No, actually, most of that is stuff you’ve invented as *you’re adding on a narrative that didn’t actually exist in the film. *
First you’ve decided that a quarantine zone due to bug presence is, in fact, a “legitimate” “territory”.
Then you’ve decided that something that had already been “chosen” by bug colonists was actually already colonized and (even if that were true) that a human colony on the same planet as bugs was an “invasion”. By that logic, China was established as a nation on Earth long before virtually every other civilized modern nation, so all of you folks in Europe had better get out, this planet is already colonized by the Chinese.
What the film actually says is that human settled on a planet that was in a quarantine zone (due to the danger of bug presence, that’s why it was a Quarantine zone), bugs had already decided to colonize the world and then they massacred the human colonists.

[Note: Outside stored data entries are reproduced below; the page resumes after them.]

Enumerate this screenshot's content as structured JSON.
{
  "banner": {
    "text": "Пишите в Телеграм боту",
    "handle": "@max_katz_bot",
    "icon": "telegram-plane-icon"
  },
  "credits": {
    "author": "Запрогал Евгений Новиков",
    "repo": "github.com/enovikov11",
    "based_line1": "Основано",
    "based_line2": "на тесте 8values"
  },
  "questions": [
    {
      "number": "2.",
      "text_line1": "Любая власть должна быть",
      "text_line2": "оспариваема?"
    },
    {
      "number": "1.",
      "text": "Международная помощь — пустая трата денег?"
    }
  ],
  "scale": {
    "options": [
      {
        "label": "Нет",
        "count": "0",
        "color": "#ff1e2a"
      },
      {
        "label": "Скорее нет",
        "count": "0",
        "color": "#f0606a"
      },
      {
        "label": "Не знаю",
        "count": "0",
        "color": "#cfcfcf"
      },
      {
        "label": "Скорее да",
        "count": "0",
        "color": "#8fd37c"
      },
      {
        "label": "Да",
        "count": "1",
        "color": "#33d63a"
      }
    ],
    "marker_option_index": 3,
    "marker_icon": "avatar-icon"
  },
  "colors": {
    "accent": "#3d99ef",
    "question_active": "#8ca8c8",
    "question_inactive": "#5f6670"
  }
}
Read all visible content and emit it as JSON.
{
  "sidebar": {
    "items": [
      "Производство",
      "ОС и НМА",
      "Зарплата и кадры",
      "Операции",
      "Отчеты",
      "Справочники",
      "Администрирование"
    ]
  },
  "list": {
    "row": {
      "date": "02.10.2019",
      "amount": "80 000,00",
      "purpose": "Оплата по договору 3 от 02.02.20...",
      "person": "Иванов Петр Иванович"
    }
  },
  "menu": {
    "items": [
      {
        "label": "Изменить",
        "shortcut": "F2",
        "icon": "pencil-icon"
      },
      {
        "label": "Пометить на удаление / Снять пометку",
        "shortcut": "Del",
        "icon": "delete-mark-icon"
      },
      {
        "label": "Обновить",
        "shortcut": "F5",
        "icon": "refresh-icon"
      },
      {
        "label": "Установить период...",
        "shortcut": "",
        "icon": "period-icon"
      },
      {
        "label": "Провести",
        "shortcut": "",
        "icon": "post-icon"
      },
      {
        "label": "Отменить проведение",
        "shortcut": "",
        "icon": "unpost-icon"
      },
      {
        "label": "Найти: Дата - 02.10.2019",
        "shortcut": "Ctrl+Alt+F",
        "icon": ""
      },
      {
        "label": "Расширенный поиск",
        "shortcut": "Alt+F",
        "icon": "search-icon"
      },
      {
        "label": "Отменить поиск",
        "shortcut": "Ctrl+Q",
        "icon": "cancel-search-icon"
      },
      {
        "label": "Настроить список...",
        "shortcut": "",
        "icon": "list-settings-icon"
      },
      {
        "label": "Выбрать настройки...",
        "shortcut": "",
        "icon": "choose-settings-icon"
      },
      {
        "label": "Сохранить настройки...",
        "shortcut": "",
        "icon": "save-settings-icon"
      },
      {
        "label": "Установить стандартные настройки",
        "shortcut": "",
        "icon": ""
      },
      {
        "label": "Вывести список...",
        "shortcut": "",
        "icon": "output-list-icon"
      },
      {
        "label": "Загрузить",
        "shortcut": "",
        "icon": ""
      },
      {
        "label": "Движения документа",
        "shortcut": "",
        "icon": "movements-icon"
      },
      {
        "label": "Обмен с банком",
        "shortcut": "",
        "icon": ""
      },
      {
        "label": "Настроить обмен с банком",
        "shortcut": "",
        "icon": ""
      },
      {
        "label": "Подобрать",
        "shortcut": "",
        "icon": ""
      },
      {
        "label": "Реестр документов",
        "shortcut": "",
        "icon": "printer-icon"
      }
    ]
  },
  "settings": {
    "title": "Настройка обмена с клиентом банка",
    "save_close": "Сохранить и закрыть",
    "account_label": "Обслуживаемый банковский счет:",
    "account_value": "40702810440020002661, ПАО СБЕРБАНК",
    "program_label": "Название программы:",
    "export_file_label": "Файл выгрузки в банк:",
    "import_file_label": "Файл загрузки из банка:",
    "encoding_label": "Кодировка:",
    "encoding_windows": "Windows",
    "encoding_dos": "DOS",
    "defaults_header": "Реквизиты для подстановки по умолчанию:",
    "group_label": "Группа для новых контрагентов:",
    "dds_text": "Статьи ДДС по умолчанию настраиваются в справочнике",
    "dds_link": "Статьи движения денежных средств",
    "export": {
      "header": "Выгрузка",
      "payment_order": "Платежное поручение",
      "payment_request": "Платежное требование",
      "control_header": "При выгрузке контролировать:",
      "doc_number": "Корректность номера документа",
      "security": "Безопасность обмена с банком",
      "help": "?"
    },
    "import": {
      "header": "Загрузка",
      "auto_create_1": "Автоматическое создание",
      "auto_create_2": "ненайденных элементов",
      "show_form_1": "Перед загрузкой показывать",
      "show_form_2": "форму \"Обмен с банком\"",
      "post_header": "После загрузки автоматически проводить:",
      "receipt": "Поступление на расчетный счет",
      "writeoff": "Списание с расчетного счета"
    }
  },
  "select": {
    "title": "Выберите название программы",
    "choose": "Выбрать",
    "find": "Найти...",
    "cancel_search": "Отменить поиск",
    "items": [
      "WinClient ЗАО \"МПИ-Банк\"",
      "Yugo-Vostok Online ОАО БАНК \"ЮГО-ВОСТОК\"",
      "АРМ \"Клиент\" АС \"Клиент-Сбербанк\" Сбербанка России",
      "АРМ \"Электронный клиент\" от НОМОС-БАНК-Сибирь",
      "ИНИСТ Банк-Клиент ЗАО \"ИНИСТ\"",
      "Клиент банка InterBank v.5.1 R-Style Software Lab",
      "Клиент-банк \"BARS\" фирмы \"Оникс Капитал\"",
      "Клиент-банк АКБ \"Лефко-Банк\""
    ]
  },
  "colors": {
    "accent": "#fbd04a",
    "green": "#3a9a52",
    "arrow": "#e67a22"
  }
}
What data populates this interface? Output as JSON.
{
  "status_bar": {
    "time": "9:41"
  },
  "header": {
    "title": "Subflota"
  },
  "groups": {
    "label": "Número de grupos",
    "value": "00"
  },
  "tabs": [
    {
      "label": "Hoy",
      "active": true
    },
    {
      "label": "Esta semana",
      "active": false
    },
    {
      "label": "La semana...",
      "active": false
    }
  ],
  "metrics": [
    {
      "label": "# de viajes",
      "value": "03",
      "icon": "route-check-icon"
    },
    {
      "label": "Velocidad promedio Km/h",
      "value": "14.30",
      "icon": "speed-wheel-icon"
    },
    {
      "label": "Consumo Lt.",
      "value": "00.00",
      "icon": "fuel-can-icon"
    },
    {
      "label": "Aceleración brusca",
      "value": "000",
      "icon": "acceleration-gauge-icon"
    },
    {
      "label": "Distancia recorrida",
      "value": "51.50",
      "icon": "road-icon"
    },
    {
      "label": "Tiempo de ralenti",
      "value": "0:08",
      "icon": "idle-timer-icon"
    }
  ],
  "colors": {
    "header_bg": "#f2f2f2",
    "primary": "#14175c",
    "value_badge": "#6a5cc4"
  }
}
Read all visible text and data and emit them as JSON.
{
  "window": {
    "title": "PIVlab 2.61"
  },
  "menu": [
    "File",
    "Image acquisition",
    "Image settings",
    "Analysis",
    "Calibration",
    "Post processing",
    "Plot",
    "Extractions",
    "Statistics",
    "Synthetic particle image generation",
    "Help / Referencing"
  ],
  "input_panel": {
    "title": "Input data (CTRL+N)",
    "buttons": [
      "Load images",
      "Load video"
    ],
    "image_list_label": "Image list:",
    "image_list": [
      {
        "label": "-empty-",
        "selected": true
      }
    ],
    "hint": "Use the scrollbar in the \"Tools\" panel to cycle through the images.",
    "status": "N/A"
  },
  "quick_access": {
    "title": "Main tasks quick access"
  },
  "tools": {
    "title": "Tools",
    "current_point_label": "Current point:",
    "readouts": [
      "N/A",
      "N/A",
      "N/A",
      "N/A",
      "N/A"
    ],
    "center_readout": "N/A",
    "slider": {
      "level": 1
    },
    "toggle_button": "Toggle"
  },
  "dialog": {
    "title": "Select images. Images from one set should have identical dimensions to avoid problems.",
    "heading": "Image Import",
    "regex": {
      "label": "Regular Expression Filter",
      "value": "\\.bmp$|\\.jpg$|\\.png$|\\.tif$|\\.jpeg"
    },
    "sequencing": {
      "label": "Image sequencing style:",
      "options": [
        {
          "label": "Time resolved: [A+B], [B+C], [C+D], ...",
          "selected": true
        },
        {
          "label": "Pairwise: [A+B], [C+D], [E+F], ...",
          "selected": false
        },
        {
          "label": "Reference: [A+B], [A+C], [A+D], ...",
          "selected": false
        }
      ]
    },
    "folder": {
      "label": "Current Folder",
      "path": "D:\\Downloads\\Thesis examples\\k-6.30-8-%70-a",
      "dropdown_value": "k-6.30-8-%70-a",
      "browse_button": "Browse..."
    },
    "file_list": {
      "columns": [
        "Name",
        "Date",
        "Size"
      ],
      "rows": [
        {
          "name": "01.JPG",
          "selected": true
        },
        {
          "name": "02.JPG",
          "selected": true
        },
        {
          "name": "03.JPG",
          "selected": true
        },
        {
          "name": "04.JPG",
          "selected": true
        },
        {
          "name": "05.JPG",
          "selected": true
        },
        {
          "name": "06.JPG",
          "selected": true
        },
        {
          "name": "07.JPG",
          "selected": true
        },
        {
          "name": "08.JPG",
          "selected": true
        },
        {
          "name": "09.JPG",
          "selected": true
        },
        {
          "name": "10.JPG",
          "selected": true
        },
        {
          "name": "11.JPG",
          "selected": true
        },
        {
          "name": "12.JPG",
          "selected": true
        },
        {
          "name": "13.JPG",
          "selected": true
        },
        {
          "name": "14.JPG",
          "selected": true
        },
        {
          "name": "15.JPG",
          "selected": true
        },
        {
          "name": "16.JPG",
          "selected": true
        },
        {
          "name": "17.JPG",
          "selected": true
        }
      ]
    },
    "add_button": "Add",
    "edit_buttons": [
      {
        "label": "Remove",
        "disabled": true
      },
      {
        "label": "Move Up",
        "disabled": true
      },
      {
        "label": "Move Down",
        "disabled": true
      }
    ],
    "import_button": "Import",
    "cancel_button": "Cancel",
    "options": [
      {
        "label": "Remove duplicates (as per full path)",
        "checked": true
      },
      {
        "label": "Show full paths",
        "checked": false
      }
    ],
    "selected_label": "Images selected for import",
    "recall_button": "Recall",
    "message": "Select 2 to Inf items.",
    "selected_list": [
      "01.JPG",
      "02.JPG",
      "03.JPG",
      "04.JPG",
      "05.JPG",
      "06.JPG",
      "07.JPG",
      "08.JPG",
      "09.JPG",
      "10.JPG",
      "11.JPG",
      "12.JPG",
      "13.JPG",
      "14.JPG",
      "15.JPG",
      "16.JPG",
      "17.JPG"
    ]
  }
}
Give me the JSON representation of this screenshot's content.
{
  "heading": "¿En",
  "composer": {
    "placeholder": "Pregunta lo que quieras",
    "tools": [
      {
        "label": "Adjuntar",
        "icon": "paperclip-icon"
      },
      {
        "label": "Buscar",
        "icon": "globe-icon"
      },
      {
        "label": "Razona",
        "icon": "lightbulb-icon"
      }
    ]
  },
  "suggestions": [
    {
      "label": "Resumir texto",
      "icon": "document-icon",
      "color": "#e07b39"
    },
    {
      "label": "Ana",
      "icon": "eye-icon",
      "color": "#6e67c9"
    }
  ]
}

The “invaders” 'stealing" a “homeland” is a separate narrative that you’re adding in.
…
This is a movie. A horrible movie. About incompetent soldiers fighting 12 foot tall evil spiders.
Do you, perhaps, have an opinion on whether or not the Balrog had wings?
Oh, totally. Tits = awesome. That’s the one reason RAH didn’t gravespin as much as he could have.
This is a general reminder that everybody is expected to be polite even when discussing a controversial movie.
You can say what you like about the movie, but you’re required to be civil with other posters. Cafe Society is not the forum for calling other posters ‘whiners.’
Please don’t make personal comments about other people (and about unrelated issues) when you’re discussing the movie. This doesn’t belong in Cafe Society.
Pretty much its only redeeming feature.
God damn it. This is what I get when I google for “Starship Troopers shower scene”…
The Zulu connections are not something that I have pulled from my arse. Many other have seen it.
To start you off, this is from the Wikipedia page for Zulu:
Do a bit of googling and you’ll see plenty of others.
I guess you’ve got the one true vision and everyone else is wrong.
I disagree with you entirely. I think the implication is clear. One thing you have to remember is that it is a propaganda film, made to make humans feel good and righteous. The truth is bent to make you feel that the arachnids are the aggressors. That’s the whole point of the movie. Verhoeven puts it as “war make fascists of us all”. I see it more as “in war it is far to easy to overlook what your side has done wrong”.
For the record, the sequence we are talking about is found in this video here, so others can view it and make their judgement:
Amusingly, as I watched that, this exchanged happened with my mother who is currently visiting me after I had recent back surgery:
“What’s that?”
“It is a film I am discussing online. There’s my DVD of it” (points to disc).
“Oh my word. I thought that was real.”
No real point to that. I just found it amusing. She said it right after the scene of devastation on the planet due to arachnid deaths.
Ultimately, it would appear that Verhoeven is on my side. I found a review that contains this quote:
I suppose I could rewatch it with the DVD commentary and see exactly what he says. It is a very interesting commentary IIRC.
Finally, here’s a well known Sci-Fi blog (io9) saying the exact same thing as I have been saying:
So clearly I am not the only one that is seeing it this way. Many others seem to, I could post loads more examples in this thread of people seeing it that way. But again, like I said to another poster in this thread, I guess yours is the one true vision, eh?